Yes, that sounds like a promising approach indeed. Since we are at it, I hope it OK to ask two related questions:

frankmcsherry commented 3 years ago
  1. This is a not-unreasonable ask, but it brings some other policy questions with it, mostly like you observe, that some important properties like monotonicity may not hold, and so what should the behavior be. We used to have this behavior, and enforced that the timestamps increased (any timestamp regressions were just brought forward). The main pain point here was that we couldn't know if timestamps would strictly increase, and so after an update at time we couldn't produce the outputs for time until something else happened, advancing the time beyond time. The observed behavior was the system failing to load the last hunk of a batch load, until changes started to flow through it (and only as long as changes flowed). Perhaps there is a fix, but Kafka didn't seem to record a durable "system timestamp has increased to time" message that we would need.

  2. Do you mean by "subset of view versions" something like "set of prefixes by time"? If so, it's mechanically feasible (round all times "up" to the next version of interest) but currently only possible with the BYO or CDCv2 inputs, where you explicitly specific the timestamps for input data, and probably not pleasant to do in either case. I can file an issue about it, but if you have more detail about the feature it would be great if you would be willing!

pikulmar commented 3 years ago
  1. Kafka supports transactions. The idea was to be able to tell Materialize that source/message timestamps are non-decreasing (any decrease could be treated as error) within transactions and strictly increasing across transactions. Then, source message timestamps can be used as logical timestamps. A timestamp is closed whenever (i) the source message timestamp increases or (ii) a Kafka transaction commit/end marker is encountered. Such a scheme should work well for both, (possibly back-filled) historical data as well as transactionally published real-time data.

  2. If Materialize can use message timestamps as logical timestamps, one could ask things like "What did this view look like AS OF yesterday?".

    Some ideas how such a feature could look:

    • Based on my current intuition for how things work, one possibility would be to support CREATE MATERIALIZED VIEW historical_view AS SELECT * FROM other_view AS OF historical_timestamp, which would translate into some "magic" trace handle to the arrangement holding the contents of other_view, which prevents the data for the corresponding view version from being compacted until a user drops historical_view. However, there would be a race between creating historical_view and the data-flow for other_view, so the UX part needs more thinking.
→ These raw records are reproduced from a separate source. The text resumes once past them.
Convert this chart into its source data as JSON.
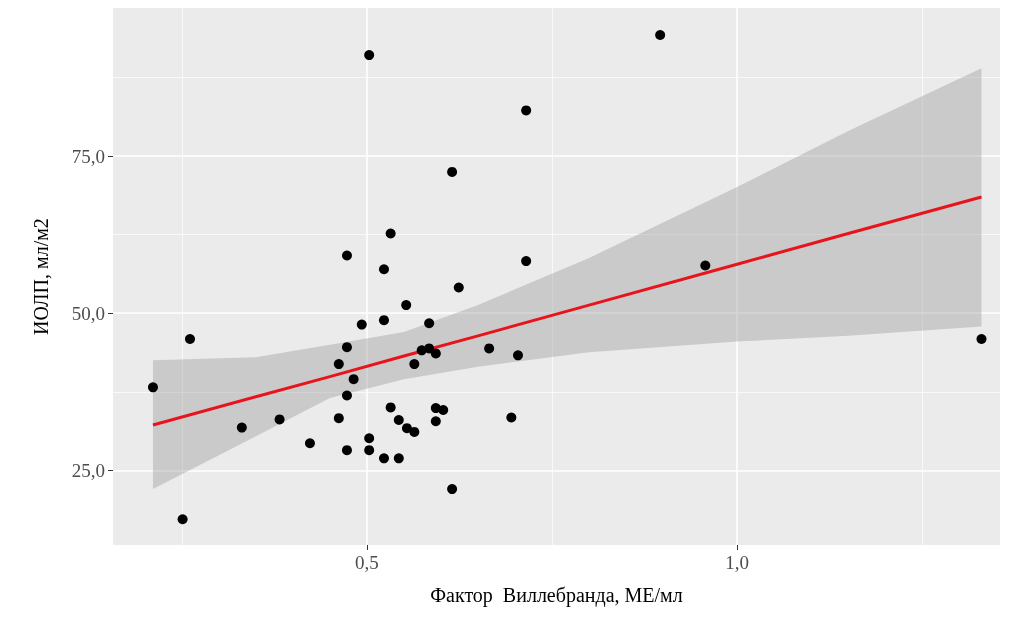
{
  "chart_data": {
    "type": "scatter",
    "xlabel": "Фактор  Виллебранда, МЕ/мл",
    "ylabel": "ИОЛП, мл/м2",
    "xlim": [
      0.157,
      1.355
    ],
    "ylim": [
      13.1,
      98.6
    ],
    "xticks": [
      {
        "value": 0.5,
        "label": "0,5"
      },
      {
        "value": 1.0,
        "label": "1,0"
      }
    ],
    "yticks": [
      {
        "value": 25,
        "label": "25,0"
      },
      {
        "value": 50,
        "label": "50,0"
      },
      {
        "value": 75,
        "label": "75,0"
      }
    ],
    "grid": true,
    "series": [
      {
        "marker": "circle",
        "color": "#000000",
        "x": [
          0.211,
          0.251,
          0.261,
          0.331,
          0.382,
          0.423,
          0.462,
          0.462,
          0.473,
          0.473,
          0.473,
          0.473,
          0.482,
          0.493,
          0.503,
          0.503,
          0.503,
          0.523,
          0.523,
          0.523,
          0.532,
          0.532,
          0.543,
          0.543,
          0.553,
          0.554,
          0.564,
          0.564,
          0.574,
          0.584,
          0.584,
          0.593,
          0.593,
          0.593,
          0.603,
          0.615,
          0.615,
          0.624,
          0.665,
          0.695,
          0.704,
          0.715,
          0.715,
          0.896,
          0.957,
          1.33
        ],
        "values": [
          38.2,
          17.2,
          45.9,
          31.8,
          33.1,
          29.3,
          33.3,
          41.9,
          44.6,
          59.2,
          28.2,
          36.9,
          39.5,
          48.2,
          91.1,
          30.1,
          28.2,
          48.9,
          57.0,
          26.9,
          62.7,
          35.0,
          26.9,
          33.0,
          51.3,
          31.7,
          31.1,
          41.9,
          44.1,
          48.4,
          44.4,
          43.6,
          34.9,
          32.8,
          34.6,
          72.5,
          22.0,
          54.1,
          44.4,
          33.4,
          43.3,
          82.3,
          58.3,
          94.3,
          57.6,
          45.9
        ]
      },
      {
        "type": "line",
        "marker": "none",
        "color": "#e8141c",
        "x": [
          0.211,
          0.35,
          0.45,
          0.55,
          0.65,
          0.8,
          1.0,
          1.15,
          1.33
        ],
        "values": [
          32.2,
          36.7,
          39.9,
          43.2,
          46.4,
          51.3,
          57.8,
          62.7,
          68.5
        ],
        "lower": [
          22.0,
          30.4,
          36.5,
          39.5,
          41.5,
          43.8,
          45.5,
          46.4,
          47.9
        ],
        "upper": [
          42.5,
          43.0,
          45.0,
          47.0,
          51.3,
          58.8,
          70.1,
          79.0,
          89.0
        ]
      }
    ]
  }
}
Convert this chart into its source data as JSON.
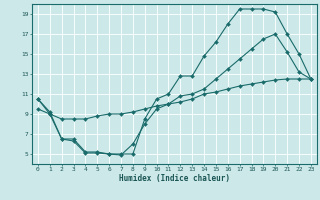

    • Alternatively, support CREATE MATERIALIZED VIEW historical_view AS <query> UNTIL historical_timestamp_frontier and provide a way to wait for the view to be "ready". The data flow for the view would then stop and the user could do whatever they need and use some kind of ALTER VIEW statement to manually advance historical_timestamp_frontier afterwards. This is probably not very good in terms of performance/efficiency.

    • Alternatively, ensure that every committed Kafka transaction results in a view update being output via TAIL or some CDC-style sink. Issue here is that often the entire view snapshot would be required, so the user would still need to write code for re-materializing the view versions from the CDC data. Optionally emitting entire snapshots to a specified sink would address this concern.

frankmcsherry commented 11 months ago

This issue is almost certainly fixed (over the course of a few units of work). There is a lean implementation of TopK on append-only sources, reflected in the plan variant TopKPlan::MonotonicTopK.